Mayor Mike Bloomberg, surrounded by around 30 officials — electeds, reps from his administration, university partners, and more — announced yesterday that New York City would be partnering with New York University to create an applied sciences center in downtown Brooklyn.
It was such an important, exciting, win-win-win announcement that 14 people had to speak about it (y’know, it’s good for New York City, it’s good for Brooklyn, it’s good for engineers and innovators, it’s good for people looking for jobs. Everyone wins).
The ridiculousness of so many folks wanting in on the press conference was not totally lost on the mayor.
“You can always tell whether something’s important by how many people want to participate in the announcement,” the mayor said, as a host of local pols, university people, and other somehow relevant leaders tried to organize themselves behind Bloomberg for the start of the press conference. “My vague recollection is when we wanted to ban smoking in public places, I stood there…”
“I was there!” City Council Speaker Christine Quinn chimed in.
“Maybe you were, but fundamentally there was nobody, nada,” Bloomberg said. “I just counted there are 14 speakers today.” (The Voice felt a collective sigh from the audience of reporters, who were holding 11-page press releases in their hands).
“So, relax,” Bloomberg said. “Everyone’s limited to 15 minutes, and it doesn’t matter whether it’s on topic or off topic. There’s an old story that everything’s already been said, but it’s not been said by everyone. I will make sure I say everything, but they’re still gonna speak. Sorry about that.”
Bloomberg was standing in NYU’s Polytechnic Institute in Downtown, Brooklyn, to announce that the city, in partnership with NYU, is creating the Center for Urban Science and Progress, or CUSP, as part of its citywide “Applied Sciences NYC” initiative, which is aimed at making the city a leader in engineering and applied sciences and growing the economy through these kinds of partnerships.
CUSP will be led by NYU and NYU-Poly, but will include a consortium of institutions, including the City University of New York, Carnegie Mellon, and private partners like IBM and Cisco.
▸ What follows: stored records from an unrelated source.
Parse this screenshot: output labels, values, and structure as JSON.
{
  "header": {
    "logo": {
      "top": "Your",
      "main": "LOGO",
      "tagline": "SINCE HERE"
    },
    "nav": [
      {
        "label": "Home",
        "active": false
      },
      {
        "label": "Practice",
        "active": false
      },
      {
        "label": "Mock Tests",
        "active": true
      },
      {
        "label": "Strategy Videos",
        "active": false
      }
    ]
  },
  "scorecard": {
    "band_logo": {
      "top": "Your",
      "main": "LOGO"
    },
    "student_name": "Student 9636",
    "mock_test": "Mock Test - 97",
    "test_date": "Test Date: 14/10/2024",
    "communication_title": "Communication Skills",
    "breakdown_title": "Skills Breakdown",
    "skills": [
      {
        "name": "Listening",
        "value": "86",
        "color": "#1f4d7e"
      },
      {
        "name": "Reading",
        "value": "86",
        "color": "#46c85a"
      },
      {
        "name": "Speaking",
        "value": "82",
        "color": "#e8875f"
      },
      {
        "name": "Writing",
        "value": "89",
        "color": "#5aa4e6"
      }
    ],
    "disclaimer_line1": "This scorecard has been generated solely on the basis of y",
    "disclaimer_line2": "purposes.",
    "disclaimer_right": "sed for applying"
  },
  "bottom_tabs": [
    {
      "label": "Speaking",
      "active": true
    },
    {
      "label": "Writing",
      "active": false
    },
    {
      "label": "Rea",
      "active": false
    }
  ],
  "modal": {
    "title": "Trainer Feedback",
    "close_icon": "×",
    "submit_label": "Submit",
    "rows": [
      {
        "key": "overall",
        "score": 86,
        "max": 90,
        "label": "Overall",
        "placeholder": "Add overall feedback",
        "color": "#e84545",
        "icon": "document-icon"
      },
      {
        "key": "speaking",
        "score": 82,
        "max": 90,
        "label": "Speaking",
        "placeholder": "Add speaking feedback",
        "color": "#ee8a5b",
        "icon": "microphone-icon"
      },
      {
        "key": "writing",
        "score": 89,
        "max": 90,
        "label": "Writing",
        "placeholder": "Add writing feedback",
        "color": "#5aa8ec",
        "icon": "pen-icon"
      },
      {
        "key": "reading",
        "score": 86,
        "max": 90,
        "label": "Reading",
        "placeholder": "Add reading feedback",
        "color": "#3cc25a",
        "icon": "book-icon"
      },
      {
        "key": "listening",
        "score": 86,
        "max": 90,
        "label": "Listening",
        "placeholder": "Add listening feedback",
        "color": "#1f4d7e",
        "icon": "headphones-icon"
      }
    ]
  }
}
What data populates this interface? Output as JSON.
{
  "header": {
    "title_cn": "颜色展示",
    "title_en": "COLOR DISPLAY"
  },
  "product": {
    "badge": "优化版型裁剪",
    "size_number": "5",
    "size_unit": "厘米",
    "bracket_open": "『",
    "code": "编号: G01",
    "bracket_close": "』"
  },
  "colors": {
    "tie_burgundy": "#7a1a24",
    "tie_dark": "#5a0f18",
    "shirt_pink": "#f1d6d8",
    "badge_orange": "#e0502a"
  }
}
The center will focus on research and development of technology related to urban challenges and will grant academic degrees in engineering and sciences.
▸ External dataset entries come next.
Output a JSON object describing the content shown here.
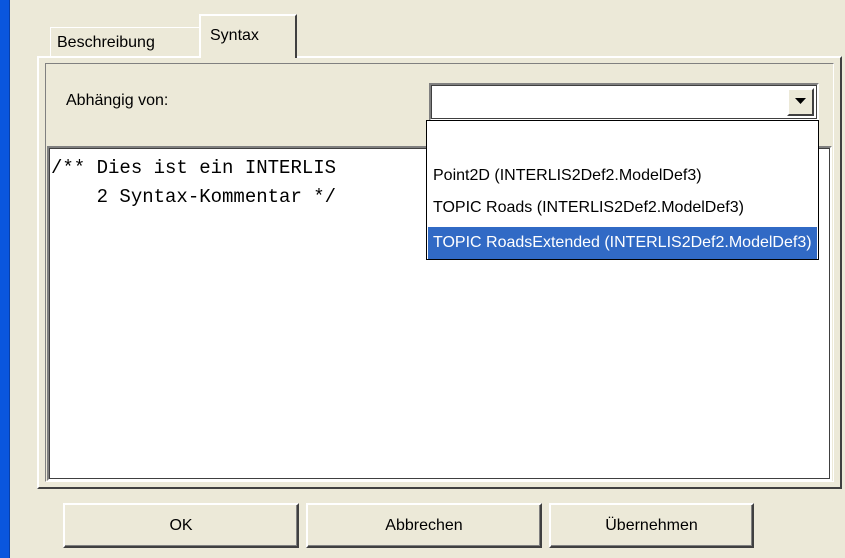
{
  "tabs": {
    "description": "Beschreibung",
    "syntax": "Syntax"
  },
  "syntax_panel": {
    "depends_label": "Abhängig von:",
    "combo_value": "",
    "editor_lines": [
      "/** Dies ist ein INTERLIS",
      "    2 Syntax-Kommentar */"
    ],
    "dropdown_options": [
      "",
      "Point2D (INTERLIS2Def2.ModelDef3)",
      "TOPIC Roads (INTERLIS2Def2.ModelDef3)",
      "TOPIC RoadsExtended (INTERLIS2Def2.ModelDef3)"
    ],
    "selected_index": 3
  },
  "buttons": {
    "ok": "OK",
    "cancel": "Abbrechen",
    "apply": "Übernehmen"
  },
  "colors": {
    "window_bg": "#ECE9D8",
    "selection": "#316AC5",
    "frame_blue": "#0A56DE"
  },
  "icons": {
    "combo_arrow": "chevron-down-icon"
  }
}
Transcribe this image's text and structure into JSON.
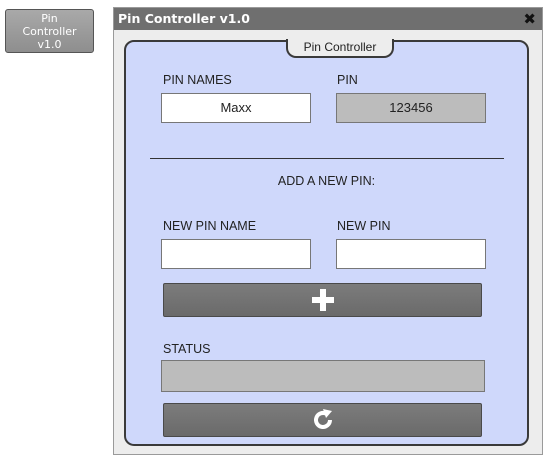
{
  "launcher": {
    "line1": "Pin",
    "line2": "Controller",
    "line3": "v1.0"
  },
  "window": {
    "title": "Pin Controller v1.0",
    "close_glyph": "✖"
  },
  "panel": {
    "tab_label": "Pin Controller",
    "pin_names_label": "PIN NAMES",
    "pin_label": "PIN",
    "pin_name_value": "Maxx",
    "pin_value": "123456",
    "divider_text": "_______________________________________________",
    "add_title": "ADD A NEW PIN:",
    "new_pin_name_label": "NEW PIN NAME",
    "new_pin_label": "NEW PIN",
    "new_pin_name_value": "",
    "new_pin_value": "",
    "status_label": "STATUS",
    "status_value": ""
  },
  "icons": {
    "add": "plus-icon",
    "refresh": "refresh-icon",
    "close": "close-icon"
  },
  "colors": {
    "panel_bg": "#cfd8fb",
    "titlebar": "#6f6f6f",
    "button": "#6f6f6f",
    "readonly_field": "#bcbcbc"
  }
}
NYU — which has been rumored for months to be a likely winner in the city’s competition — will complete the building of its new center by 2017 at 370 Jay Street. The site is a 460,000-square-foot city-owned office building in downtown Brooklyn that is now partially occupied by the MTA and NYPD. The space has been predominantly vacant for more than a decade, and the city has apparently been negotiating with the university for months about the financial arrangements of the partnership.
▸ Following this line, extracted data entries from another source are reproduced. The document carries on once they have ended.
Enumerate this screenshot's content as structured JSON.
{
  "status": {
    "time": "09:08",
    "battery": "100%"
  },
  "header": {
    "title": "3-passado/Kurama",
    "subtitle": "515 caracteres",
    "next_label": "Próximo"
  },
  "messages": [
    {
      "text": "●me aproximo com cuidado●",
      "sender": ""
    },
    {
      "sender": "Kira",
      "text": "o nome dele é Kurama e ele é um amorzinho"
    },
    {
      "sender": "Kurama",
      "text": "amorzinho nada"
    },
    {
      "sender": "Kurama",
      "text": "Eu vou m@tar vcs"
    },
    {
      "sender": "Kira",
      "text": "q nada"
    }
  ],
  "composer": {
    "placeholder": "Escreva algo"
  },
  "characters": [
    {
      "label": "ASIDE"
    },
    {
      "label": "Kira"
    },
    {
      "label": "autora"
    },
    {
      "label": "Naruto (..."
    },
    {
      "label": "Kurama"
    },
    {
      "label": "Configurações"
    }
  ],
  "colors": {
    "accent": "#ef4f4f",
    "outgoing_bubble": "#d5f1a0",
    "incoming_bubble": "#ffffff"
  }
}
“It is..an incredibly valuable and attractive location, but it has been under-occupied and underused for decades, and I’m happy to say that that is now going to change…for the benefit of this city, and I think this country, and the world,” Bloomberg said.
The city has allocated up to $15 million in benefits to NYU — with $3.75 million available to NYU for the first phase of the project to lease and renovate 60,000 square feet. The program will accept its first class in September of 2013.
The first winner of the Applied Sciences competition was Cornell University, which, along with the Technion-Israel Institute of Technology, will build a campus on Roosevelt Island. Bloomberg said today that negotiations are ongoing with other universities who have submitted proposals, including Columbia and Carnegie Mellon.
The announcement yesterday comes as NYU pushes forward with its expansion in its primary neighborhood in Greenwich Village.
But Brooklyn Borough President Marty Markowitz — one of a handful of local electeds praising the agreement — said that NYU’s real home is his borough.
“What better place than 370 Jay Street in downtown Brooklyn, because Brooklyn is the college town, U.S.A, and they’re gonna love it here, faculty and students.”
To NYU President John Sexton, standing behind him, Markowitz said, “Why stop there? How about including a future stand alone campus in Brooklyn? I have to tell you — Greenwich Village, nice place. But in my crystal ball, the Tisch School of the Arts belongs right here in Brooklyn. We are the creative epicenter of the world.”
To drive his point home, Markowitz, turned around at the end of his speech and faced Sexton, shouting: “NYU begins in Brooklyn!”